Wednesday, October 14, 2009

Urban Outfitters

I have this unfortunate tendency to get, like, totally obsessed with things. If I buy a shirt that I'm particularly fond of, I'll wear it for a week and a half straight. If I get my hands on a copy of a magazine that I really like, I'll read the damned thing over and over. Same with books: I've read some books upwards of a dozen times. I'll re-watch episodes of television shows I've seen before.

You've done it, too: how many times did you listen to some album or another, especially in the midst of an emotional time? I think this is why teenagers get so into their music: since high school is basically just one gigantic white-water trip through Hormone Valley, emotions run high. Listening to The Roots thirty-five times a days can be soothing....yeah, even with that "!!!!!!!" song, which is basically noisy noise. Ending relationships is the worst for this kind of obsessive behaviour. I remember walking home from an ex-boyfriend's place in the middle of winter, listening to "Lodestar" by the incomparable Sarah Harmer and bawling like a lunatic. It was not, shall we say, one of my finest moments.

Regardless of whether or not it was a personal victory (nope), it was honest. It's amazing how sometimes people need music/books/poetry/whatever in order to organize their personal craziness into a manageable thought process.

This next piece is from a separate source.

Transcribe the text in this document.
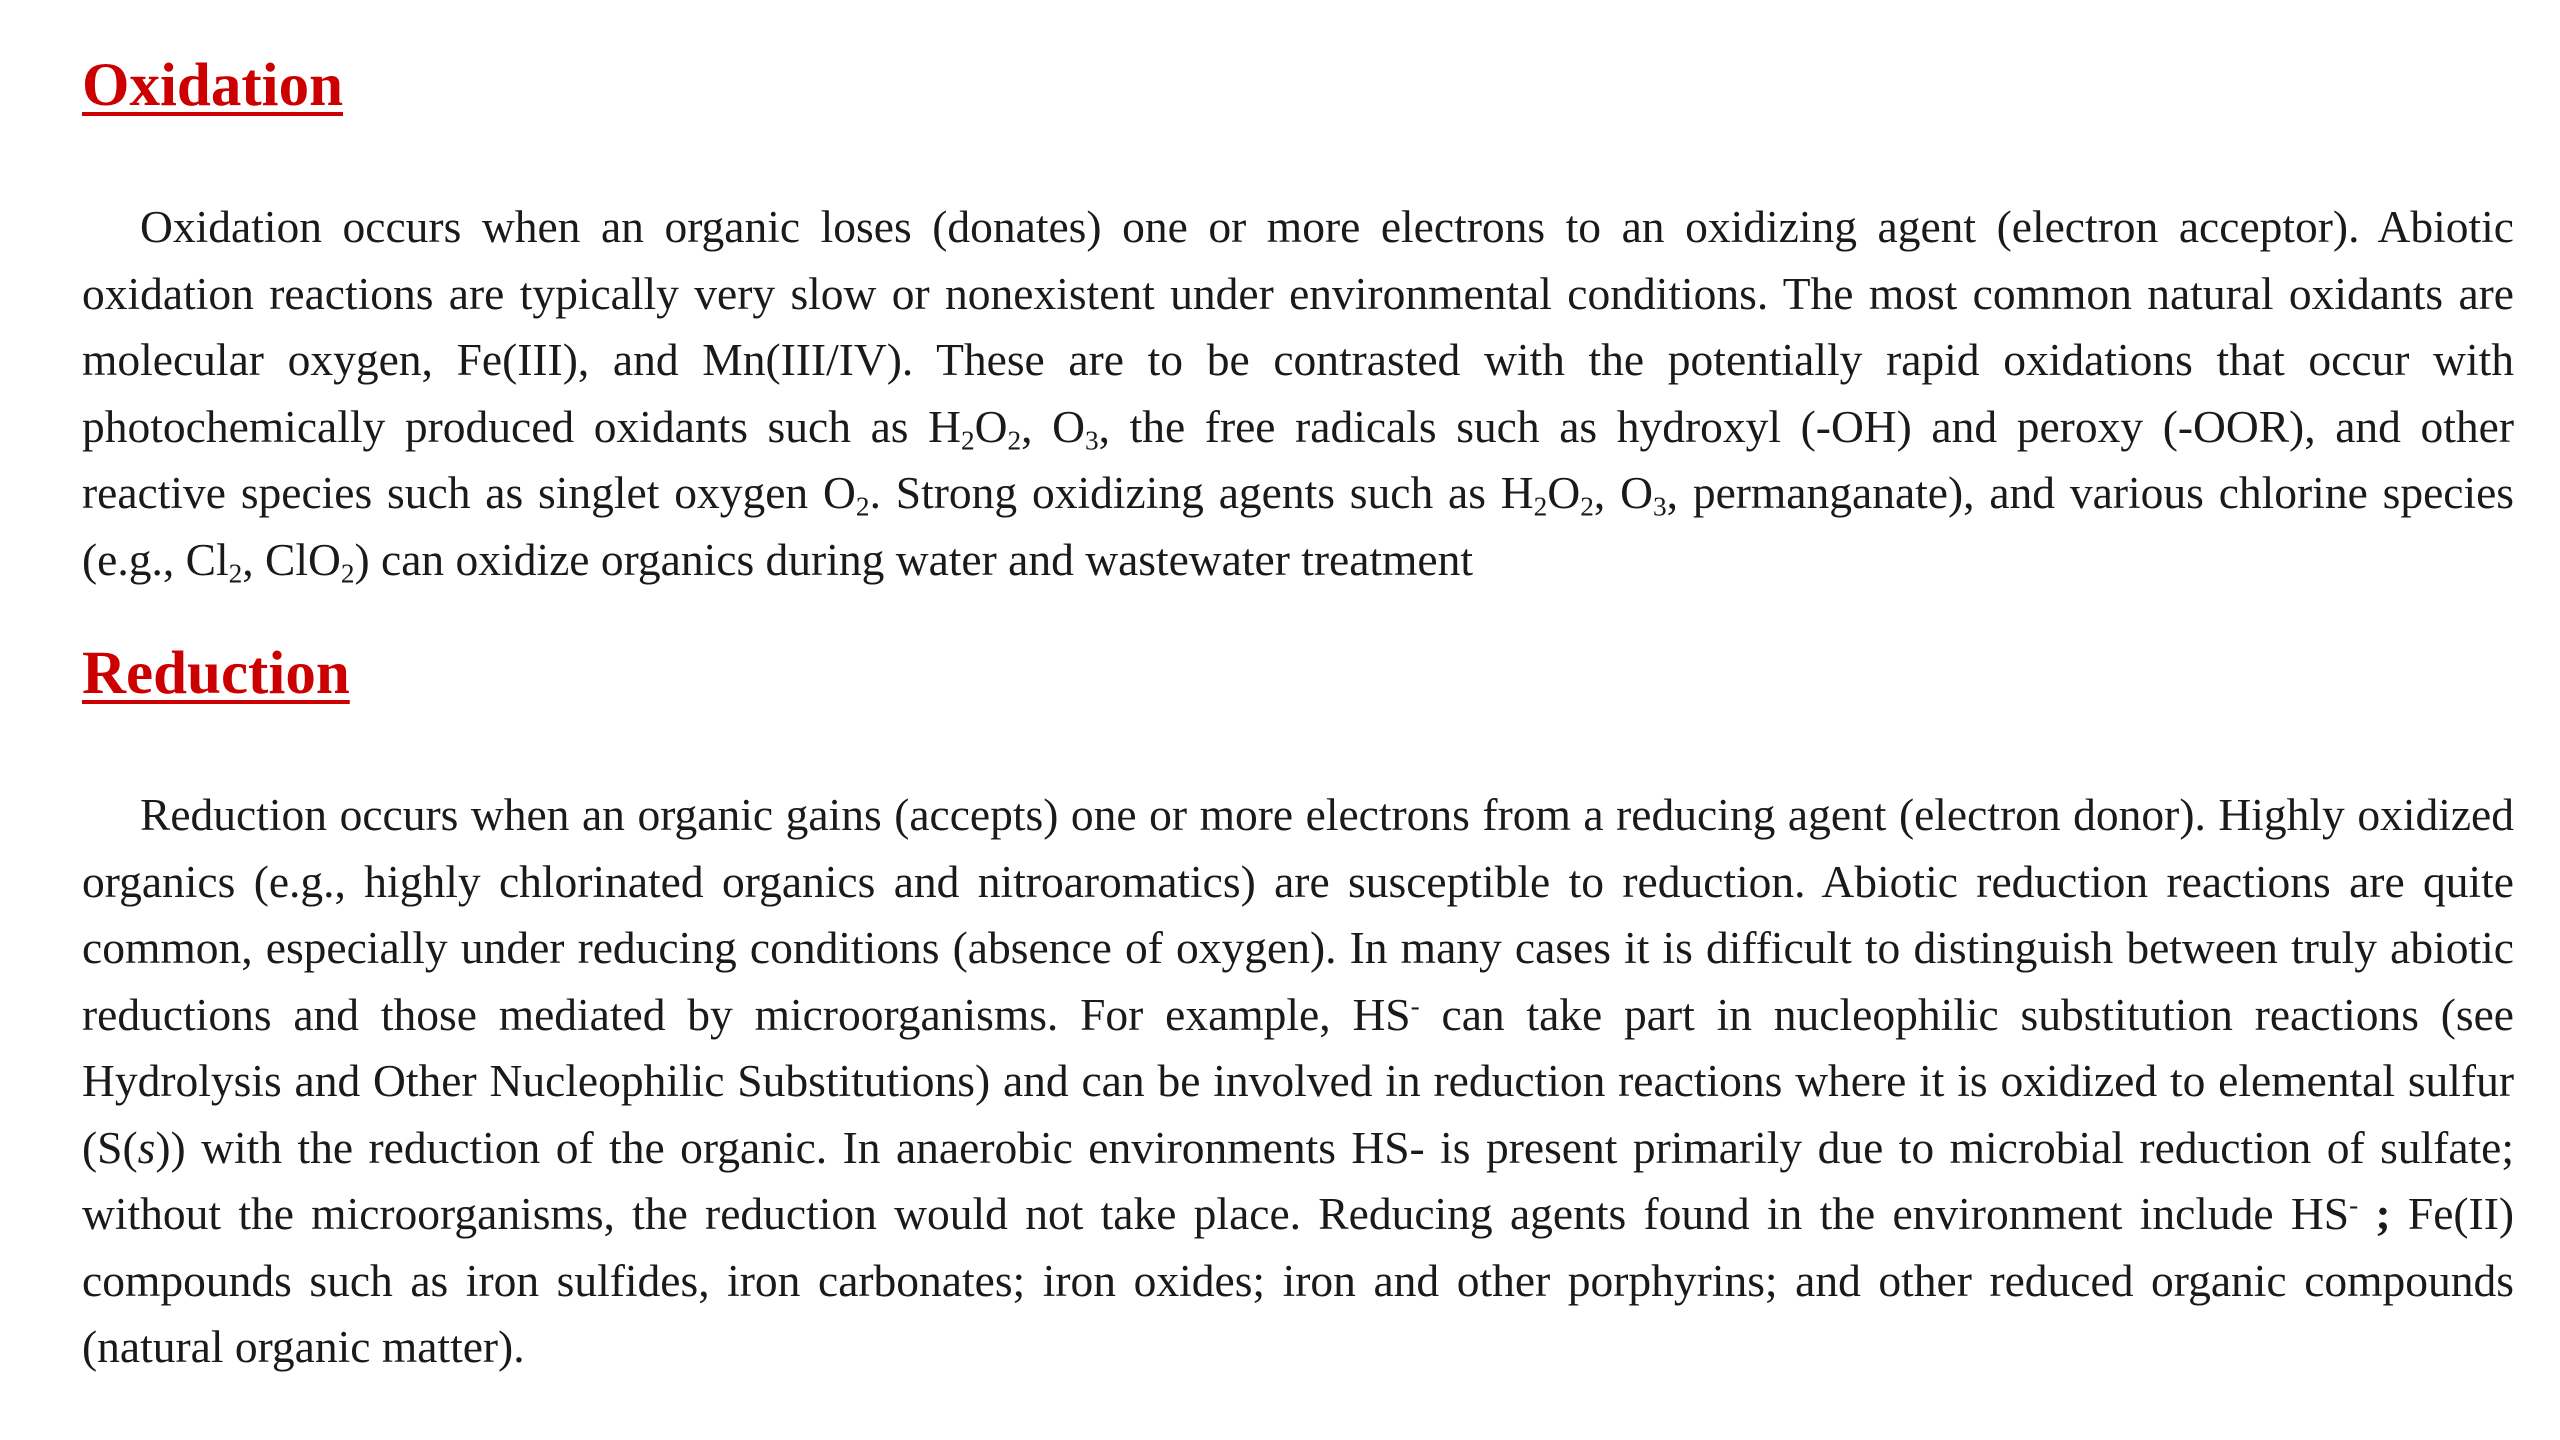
Oxidation

Oxidation occurs when an organic loses (donates) one or more electrons to an oxidizing agent (electron acceptor). Abiotic oxidation reactions are typically very slow or nonexistent under environmental conditions. The most common natural oxidants are molecular oxygen, Fe(III), and Mn(III/IV). These are to be contrasted with the potentially rapid oxidations that occur with photochemically produced oxidants such as $H_2O_2$, $O_3$, the free radicals such as hydroxyl (-OH) and peroxy (-OOR), and other reactive species such as singlet oxygen $O_2$. Strong oxidizing agents such as $H_2O_2$, $O_3$, permanganate), and various chlorine species (e.g., $Cl_2$, ClO$_2$) can oxidize organics during water and wastewater treatment

Reduction

Reduction occurs when an organic gains (accepts) one or more electrons from a reducing agent (electron donor). Highly oxidized organics (e.g., highly chlorinated organics and nitroaromatics) are susceptible to reduction. Abiotic reduction reactions are quite common, especially under reducing conditions (absence of oxygen). In many cases it is difficult to distinguish between truly abiotic reductions and those mediated by microorganisms. For example, HS- can take part in nucleophilic substitution reactions (see Hydrolysis and Other Nucleophilic Substitutions) and can be involved in reduction reactions where it is oxidized to elemental sulfur (S(s)) with the reduction of the organic. In anaerobic environments HS- is present primarily due to microbial reduction of sulfate; without the microorganisms, the reduction would not take place. Reducing agents found in the environment include HS- ; Fe(II) compounds such as iron sulfides, iron carbonates; iron oxides; iron and other porphyrins; and other reduced organic compounds (natural organic matter).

I still call bullshit on people who use the aforementioned cultural products as replacements for emotions, or who define themselves as certain types of people because they like certain things ("I like '60s garage bands from the Bronx, so I am esoteric and probably a little nerdy! In a good way! Ladies!"). That's a little too Seymour-from-Ghost World for my taste.

However, I totally see the value of having an emotional shorthand at your disposal, especially when it comes to clothing. Clothing is armor. For example, today I'm sporting a neon-tangerine workout top with a built in sports bra. I am notorious for eschewing colour in favour of shades of black, white and gray, but this top makes me feel lean and fit, and post-Thanksgiving, that is worth its weight in hypercolour. Yesterday, it was military jackets and a sleek hoodie (well, as sleek as hoodies get, really), because I was in the mood to kick some ass. Tomorrow, I bet I feel a little bit more femme, and put on a minidress to show some pre-snow bare leg. I bet I get dressed blasting "Jolene" and feeling very fuck-with-me.

Sometimes, on different days, I'll dress up as a Canadian, a farm girl, a 1920s French prostitute or the Iron Giant (easier than you'd think, by the way). Why? Because occasionally, I will be feeling saucy, and the easiest way to express that is through fabric. It's the reason the Oscars has a category for best costume design, and why little boys dress up like Batman for weeks on end. While musical obsessions let you tap into the unsayable parts of yourself, dressing up allows you to wish-fulfill something fierce. If I am usually boring old Kaitlyn Kochany, why shouldn't I be allowed to become Kaitlyn: Aerobics Warrior? Or incorporate some Kurt Russel into my look? I know I could shoehorn some Miss America in there (mostly because I like sashes and giant fake jewels). And could you blame me, if I chose to wear some of those outfits for a few days? Those outfits are killer.